Kahverengi-beyaz benekli bir kedi şeftali dalına çıkmış pembe, kırmızı çiçeklerle sevişiyor. Diğer yandan kulak kabartıyor doğanın eşsiz müziğine, göz kırpıyor parlak güneşe. Dikkat kesiliyor bir anda, duymadığı bir şarkının kıpır kıpır haline…
“Erik dalı gevrektir…”Görünmez bir arka fondan sızarak ortalığı dolduran oynak bir müzik…
Kedinin üzerinde olduğu şeftali dalı rüzgar sesiyle yaylanıyor; bir aşağı bir yukarı inip çıkarak tempo tutuyor.
Olup bitenler bir anda radyolarda çalınan bir başka türküye yol aralıyor…
“Manda yuva yapmış söğüt dalına…”
Türkünün temposu, sözleri oynak rüzgarı bir hayli geride bırakıyor…Çoğunluk düşünmez, yorumlamaz bir araya gelmiş sözlerin ağırlığını.
Manda genel olarak sulak ve bataklık yerleri, ovayı sever. Sütünden, uyutulan yoğurt kalıp kalıp, ayranı köpük köpük.

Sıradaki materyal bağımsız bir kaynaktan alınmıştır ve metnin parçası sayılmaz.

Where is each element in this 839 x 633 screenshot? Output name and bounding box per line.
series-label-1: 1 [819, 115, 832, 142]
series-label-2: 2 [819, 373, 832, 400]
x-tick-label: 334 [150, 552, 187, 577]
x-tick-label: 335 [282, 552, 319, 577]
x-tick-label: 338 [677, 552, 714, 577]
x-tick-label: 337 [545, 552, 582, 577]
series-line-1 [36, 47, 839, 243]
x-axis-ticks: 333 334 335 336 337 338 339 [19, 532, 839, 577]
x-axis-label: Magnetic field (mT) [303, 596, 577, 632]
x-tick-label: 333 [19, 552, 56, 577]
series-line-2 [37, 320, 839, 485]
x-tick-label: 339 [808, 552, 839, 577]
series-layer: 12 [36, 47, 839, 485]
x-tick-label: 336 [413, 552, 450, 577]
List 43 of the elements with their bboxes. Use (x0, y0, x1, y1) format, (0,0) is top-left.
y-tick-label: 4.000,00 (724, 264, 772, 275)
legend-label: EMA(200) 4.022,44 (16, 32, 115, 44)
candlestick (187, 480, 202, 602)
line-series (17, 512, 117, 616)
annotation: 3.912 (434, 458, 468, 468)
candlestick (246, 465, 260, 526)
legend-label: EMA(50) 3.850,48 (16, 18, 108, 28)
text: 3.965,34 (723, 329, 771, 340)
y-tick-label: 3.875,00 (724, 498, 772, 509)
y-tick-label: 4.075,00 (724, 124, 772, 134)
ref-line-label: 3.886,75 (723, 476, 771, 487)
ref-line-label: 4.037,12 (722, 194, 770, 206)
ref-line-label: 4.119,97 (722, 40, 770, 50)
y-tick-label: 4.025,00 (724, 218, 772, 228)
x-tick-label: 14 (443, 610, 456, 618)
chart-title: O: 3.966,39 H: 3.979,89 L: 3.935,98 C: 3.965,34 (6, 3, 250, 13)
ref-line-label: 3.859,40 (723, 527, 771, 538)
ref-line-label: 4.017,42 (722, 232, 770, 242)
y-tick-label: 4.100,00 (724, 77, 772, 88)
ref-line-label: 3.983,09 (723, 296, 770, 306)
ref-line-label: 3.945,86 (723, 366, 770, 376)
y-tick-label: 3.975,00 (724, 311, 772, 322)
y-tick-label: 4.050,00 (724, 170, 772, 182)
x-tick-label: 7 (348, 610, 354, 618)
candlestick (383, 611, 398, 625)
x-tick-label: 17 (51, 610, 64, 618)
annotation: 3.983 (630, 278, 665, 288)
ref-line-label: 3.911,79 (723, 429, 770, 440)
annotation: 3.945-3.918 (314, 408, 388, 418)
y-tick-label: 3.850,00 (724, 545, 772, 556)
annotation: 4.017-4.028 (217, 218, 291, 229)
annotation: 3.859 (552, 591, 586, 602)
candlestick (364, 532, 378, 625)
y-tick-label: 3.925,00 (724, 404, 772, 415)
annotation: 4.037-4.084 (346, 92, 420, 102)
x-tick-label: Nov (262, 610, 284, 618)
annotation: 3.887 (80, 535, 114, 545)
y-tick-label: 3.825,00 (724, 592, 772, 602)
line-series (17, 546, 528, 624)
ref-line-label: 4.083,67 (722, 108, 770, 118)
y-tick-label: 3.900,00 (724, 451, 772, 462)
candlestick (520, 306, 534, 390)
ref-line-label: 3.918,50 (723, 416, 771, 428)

Yuva denilince akla ilkin kuşlar gelir…Kırlangıç, serçe, bülbül, keklik yalnızca birkaç örnektir. Daha sonra yılan yuvası, ayı ini ve diğerleri sayılabilir.
Marifet mandanın işi-gücü bırakıp söğüt dalına yuva yapması!
Nedendir bilinmez ama, yuva için o koca cüsseli manda söğüt dalını seçmiş; varsın insanoğlu düşünüp dursun demiş, sanırım.
Kedinin şeftali dalına tutunması, mandanın söğüt dalına yuva örmesi insandan arınmış doğayı önceleyen bir durum değil de nedir ki?
Kedi, varsın bakınıversin keyfince. Manda yuvasını yapıversin, söğüt dalına.
Yazık ki, biz karantina altındayız. Orada gün tüketiyor, zaman doğruyoruz.
Şiir dediğince;
…………..
“erik dalından beklerken
körpe bahar muştusunu

güz sağanaklarına tutuldu
kevgirden
bozma
tenimiz”
……………… (M.A)

Başa dönecek olursak…
Evet, başa dönecek olursak kedi, şeftali dalı, erik dalı, yuva, manda figürleri karşımıza çıkar.
Gürül gürül akan doğa, badem çiçekleri ve her dem yeşil gülen çam ormanları, selvi boyları…
Bir kaçıştır belki, mandanın bataklıktan kurtulup söğüt dalına yuva yapması.
“Bir musibet bin nasihata bedeldir” beylik söz yüzleşmeyi anımsatır.
Anımsayalım…
Görme yeteneğini kaybeden dilenci ne diyordu?
“Bahar geliyor, ama ben onu göremeyeceğim.”